“Great Disputes”: The Conditionality of the Covenant of Grace

Obadiah Sedgwick (1599/1600-1658) was one of the most respected and influential of the English Presbyterians of the seventeenth century. He was a leading member of the Westminster Assembly and took a prominent part in its debates. Barbara Donagan comments that Sedgwick was “an original and assiduous member of the Westminster assembly” (Oxford Dictionary of National Biography). Sedgwick’s covenant theology outlined in detail in his The Bowels of Tender Mercy Sealed in the Everlasting Covenant (London: Printed by Edward Mottershed, for Adoniram Byfield, 1661).

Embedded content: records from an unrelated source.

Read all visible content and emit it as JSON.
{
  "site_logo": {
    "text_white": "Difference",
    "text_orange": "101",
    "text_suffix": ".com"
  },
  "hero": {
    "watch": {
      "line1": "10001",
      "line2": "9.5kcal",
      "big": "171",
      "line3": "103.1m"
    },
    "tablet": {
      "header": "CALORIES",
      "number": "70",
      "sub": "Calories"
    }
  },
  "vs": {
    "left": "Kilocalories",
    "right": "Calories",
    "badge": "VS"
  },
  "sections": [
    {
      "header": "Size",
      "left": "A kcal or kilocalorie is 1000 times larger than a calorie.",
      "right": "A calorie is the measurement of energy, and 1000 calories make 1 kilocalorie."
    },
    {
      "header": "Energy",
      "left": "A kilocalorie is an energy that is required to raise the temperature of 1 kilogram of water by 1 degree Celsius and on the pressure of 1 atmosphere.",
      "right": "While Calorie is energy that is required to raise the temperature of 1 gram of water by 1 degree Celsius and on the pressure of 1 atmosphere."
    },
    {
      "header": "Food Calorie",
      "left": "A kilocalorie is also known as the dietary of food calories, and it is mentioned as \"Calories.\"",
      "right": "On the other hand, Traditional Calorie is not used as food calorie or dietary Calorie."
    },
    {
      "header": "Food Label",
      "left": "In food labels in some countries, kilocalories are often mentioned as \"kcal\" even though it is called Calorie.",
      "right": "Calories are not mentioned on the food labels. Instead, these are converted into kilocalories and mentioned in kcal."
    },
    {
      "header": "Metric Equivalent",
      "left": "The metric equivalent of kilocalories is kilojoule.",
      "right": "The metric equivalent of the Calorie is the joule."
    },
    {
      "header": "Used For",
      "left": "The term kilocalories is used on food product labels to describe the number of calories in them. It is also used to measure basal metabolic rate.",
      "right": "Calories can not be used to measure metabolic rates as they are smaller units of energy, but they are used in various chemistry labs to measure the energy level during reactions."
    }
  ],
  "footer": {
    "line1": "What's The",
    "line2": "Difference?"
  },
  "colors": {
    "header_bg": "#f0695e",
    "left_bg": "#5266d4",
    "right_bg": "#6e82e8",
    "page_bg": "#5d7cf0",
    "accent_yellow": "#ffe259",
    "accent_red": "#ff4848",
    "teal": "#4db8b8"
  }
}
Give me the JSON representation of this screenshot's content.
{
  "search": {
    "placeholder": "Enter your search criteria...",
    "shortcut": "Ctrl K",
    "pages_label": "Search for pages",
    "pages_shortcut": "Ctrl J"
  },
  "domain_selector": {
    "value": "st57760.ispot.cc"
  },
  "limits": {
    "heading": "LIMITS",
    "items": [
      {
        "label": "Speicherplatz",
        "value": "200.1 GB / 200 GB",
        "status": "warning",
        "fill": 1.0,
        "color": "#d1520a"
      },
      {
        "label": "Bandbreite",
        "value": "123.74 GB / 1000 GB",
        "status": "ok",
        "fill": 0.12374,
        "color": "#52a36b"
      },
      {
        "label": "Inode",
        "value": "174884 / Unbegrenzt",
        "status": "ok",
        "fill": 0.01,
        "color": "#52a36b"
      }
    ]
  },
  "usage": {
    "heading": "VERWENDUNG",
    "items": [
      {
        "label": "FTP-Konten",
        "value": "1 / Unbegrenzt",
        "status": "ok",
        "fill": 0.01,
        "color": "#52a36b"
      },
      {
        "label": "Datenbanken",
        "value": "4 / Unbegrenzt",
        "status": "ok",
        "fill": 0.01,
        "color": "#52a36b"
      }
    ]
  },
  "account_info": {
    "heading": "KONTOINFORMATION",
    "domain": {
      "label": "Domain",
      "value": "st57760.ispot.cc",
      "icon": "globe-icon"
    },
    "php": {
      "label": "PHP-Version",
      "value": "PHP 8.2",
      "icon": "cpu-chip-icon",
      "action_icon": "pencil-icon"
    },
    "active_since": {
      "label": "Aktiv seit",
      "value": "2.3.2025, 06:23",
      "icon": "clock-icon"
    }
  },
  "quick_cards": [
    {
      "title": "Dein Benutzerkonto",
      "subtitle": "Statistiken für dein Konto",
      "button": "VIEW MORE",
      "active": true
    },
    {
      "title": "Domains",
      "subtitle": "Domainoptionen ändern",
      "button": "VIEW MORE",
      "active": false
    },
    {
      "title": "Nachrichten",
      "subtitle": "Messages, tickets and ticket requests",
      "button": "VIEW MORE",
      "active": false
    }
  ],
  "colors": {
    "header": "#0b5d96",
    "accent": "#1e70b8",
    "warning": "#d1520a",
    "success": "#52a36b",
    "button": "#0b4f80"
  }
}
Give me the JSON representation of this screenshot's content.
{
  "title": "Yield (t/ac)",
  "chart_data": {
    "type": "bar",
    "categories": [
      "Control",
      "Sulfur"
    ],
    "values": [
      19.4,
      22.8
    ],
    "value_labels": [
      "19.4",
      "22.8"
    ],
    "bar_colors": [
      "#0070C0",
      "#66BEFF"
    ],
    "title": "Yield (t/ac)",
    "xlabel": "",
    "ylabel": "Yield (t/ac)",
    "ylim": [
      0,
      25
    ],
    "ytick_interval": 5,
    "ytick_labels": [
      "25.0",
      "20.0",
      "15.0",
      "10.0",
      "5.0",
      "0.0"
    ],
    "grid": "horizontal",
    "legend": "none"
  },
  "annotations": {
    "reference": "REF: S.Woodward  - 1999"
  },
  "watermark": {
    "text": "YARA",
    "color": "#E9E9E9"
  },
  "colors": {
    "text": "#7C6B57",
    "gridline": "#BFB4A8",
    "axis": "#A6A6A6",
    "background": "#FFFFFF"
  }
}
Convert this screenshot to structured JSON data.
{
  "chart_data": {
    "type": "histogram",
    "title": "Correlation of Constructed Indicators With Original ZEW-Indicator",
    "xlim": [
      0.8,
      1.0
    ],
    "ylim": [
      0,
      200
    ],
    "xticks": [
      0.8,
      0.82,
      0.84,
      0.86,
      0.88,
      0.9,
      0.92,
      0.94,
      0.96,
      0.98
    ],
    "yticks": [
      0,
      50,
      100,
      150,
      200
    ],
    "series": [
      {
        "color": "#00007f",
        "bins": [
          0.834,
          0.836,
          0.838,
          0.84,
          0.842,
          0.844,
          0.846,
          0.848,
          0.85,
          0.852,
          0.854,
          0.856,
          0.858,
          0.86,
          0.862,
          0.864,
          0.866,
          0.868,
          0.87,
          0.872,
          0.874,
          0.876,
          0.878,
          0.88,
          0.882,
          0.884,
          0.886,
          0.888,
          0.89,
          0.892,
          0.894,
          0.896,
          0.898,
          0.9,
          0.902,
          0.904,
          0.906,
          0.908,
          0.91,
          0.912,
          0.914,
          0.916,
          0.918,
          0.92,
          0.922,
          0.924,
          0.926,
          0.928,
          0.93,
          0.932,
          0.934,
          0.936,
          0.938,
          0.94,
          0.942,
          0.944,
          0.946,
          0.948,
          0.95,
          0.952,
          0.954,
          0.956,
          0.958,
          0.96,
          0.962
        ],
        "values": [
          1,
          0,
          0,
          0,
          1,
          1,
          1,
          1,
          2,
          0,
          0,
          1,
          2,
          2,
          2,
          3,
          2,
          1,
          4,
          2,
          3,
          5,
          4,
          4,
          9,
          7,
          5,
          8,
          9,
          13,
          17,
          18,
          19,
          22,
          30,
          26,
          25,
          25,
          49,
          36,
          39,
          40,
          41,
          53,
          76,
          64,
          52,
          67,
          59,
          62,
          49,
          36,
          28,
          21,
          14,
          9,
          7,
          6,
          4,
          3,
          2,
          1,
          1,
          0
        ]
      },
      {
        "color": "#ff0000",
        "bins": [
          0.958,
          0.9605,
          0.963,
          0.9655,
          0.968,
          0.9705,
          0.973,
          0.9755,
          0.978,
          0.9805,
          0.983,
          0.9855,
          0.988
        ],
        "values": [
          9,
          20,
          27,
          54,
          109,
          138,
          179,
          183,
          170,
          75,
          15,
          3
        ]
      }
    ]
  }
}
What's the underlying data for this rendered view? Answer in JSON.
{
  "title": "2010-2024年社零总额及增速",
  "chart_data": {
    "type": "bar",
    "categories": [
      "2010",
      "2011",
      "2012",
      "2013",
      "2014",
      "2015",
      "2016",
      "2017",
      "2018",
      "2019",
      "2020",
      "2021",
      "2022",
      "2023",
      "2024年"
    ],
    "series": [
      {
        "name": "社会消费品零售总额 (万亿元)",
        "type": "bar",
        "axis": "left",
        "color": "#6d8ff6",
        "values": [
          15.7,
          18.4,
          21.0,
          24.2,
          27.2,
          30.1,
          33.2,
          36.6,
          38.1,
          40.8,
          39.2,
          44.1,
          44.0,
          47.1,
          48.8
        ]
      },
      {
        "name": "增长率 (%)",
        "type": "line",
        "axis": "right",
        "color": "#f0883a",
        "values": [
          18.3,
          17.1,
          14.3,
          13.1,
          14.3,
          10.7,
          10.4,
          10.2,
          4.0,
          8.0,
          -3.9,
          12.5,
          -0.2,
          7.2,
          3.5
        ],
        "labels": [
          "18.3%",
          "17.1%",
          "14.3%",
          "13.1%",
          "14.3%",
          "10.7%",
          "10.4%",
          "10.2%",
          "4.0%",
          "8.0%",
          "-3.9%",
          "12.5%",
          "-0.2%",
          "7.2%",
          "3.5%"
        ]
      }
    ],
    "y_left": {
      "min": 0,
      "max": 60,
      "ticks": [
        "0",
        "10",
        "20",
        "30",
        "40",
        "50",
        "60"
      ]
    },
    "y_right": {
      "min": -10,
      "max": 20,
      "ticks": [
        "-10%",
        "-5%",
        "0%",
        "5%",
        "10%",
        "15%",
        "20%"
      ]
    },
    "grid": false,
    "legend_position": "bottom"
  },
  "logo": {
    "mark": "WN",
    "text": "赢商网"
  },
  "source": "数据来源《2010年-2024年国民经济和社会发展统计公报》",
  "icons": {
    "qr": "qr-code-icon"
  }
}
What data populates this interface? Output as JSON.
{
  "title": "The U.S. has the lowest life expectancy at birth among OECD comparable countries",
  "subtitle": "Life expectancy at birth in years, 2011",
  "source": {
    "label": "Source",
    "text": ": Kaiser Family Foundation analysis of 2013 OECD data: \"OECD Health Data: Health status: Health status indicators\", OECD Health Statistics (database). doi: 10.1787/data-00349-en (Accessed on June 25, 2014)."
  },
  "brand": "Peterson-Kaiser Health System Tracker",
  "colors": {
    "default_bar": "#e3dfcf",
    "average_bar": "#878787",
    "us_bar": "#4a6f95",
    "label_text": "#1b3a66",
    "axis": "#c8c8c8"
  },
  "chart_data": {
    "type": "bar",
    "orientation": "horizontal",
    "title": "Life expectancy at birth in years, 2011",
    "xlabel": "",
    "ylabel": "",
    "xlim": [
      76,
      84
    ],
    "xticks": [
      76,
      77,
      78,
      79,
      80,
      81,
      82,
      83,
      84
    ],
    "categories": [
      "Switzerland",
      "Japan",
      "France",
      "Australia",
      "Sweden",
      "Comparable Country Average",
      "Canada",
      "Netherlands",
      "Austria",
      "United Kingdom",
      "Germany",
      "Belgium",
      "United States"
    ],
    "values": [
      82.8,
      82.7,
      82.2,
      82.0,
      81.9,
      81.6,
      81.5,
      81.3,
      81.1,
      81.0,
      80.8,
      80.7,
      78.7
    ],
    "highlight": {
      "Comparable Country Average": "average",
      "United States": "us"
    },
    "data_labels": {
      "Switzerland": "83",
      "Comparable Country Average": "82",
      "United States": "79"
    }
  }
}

One of the many areas where he is very helpful is in discussing the conditionality of the covenant of grace.
 
Of Conditions
In discussing the terms of the covenant of grace Sedgwick frequently used the language of conditionality. He did, however, note that this was an area of “great dispute” (p. 182). In an attempt to minimize controversy he made two important clarifications concerning the way he was using the work “condition.”
 
First, any condition required in the covenant of grace is “freely worked” by God in the hearts of those whom he has decreed to save.(pp. 126. 182). Therefore, the conditionality of the covenant did not render the salvation of any uncertain.
 
Second, the fulfilling of any condition did not in itself “merit” anything from God (so, for example, faith is not a work which “earns” salvation from God) but was simply “a means by which we come certainly to enjoy that which God is pleased graciously to give” (pp. 126, 182).
 
With these two points granted, Sedgwick felt free to say that “every kind of condition is not opposed to grace” (p. 126) and that “the Covenant of grace can admit of a condition…such a condition as is graciously given, and…which will in the nature and use of it exalt all the grace of God” (p. 183).
 
Of Faith
For Sedgwick, faith was the condition of the covenant of grace: “truly this condition is faith, and no other thing” (p. 183). Thus faith “stands as a necessary means in the way of participation of all our saving good” (p. 291). This faith was itself the gift of God, thereby securing the gracious nature of the covenant, and united the believer with Christ, from whom all the other blessings of the covenant, including justification, flowed (pp. 183, 185).
 
Faith was defined as nothing other than a “receiving all from Christ, and resting on Christ” (p. 188). Therefore, even though faith is a condition of the covenant, “yet it is such a condition which God himself doth promise to give unto the sinner: As it is a condition on our part so it is a gift on God’s part: we are to have it, but God is to give it according to his promise” (p. 207). Therefore, “the giving of faith is commensurable with the election of God…and indeed is the fruit and effect thereof” (p. 291).
 
Of Works
If faith is a condition of the covenant of grace, then what about works? Sedgwick was adamant that the very notion of a covenant of grace was opposed to making good works or personal worthiness the cause of salvation, arguing that “A personal worthiness for any good from God is inconsistent with a Covenant of Grace…for according to that Covenant, all is given, and all is freely given…the worthiness of our works, and the riches of God’s grace, do one destroy and remove the other” (p. 355). Nevertheless, he saw good works in the believer as necessary for salvation. Even though they were not the “cause” of salvation, “no man can be saved without them”, since good works are “the way to the kingdom” (p. 62).
 
The importance of good works arose from the very nature of God: “his nature is holiness itself, and he will never set up a Covenant, to make us unlike himself” (p. 133). From the nature of God, then, flowed the renovative aspect of the covenant of grace, namely, “to restore his own image in us again, and to repair his own image in us” (p. 133). Nevertheless, it was not proper to speak of holiness, repentance or obedience as “conditions of the covenant” (p. 187). These were fruits of the covenant but were not to be regarded as proper conditions of the covenant itself.
 
Conclusion
The conditionality of the covenant of grace is indeed an area of “great dispute.” Pitfalls abound on every side. But Sedgwick is a faithful guide. His careful exploration of the conditionality of the covenant of grace is a fruitful model to follow, both in his precise definitions, and in his theological conclusions.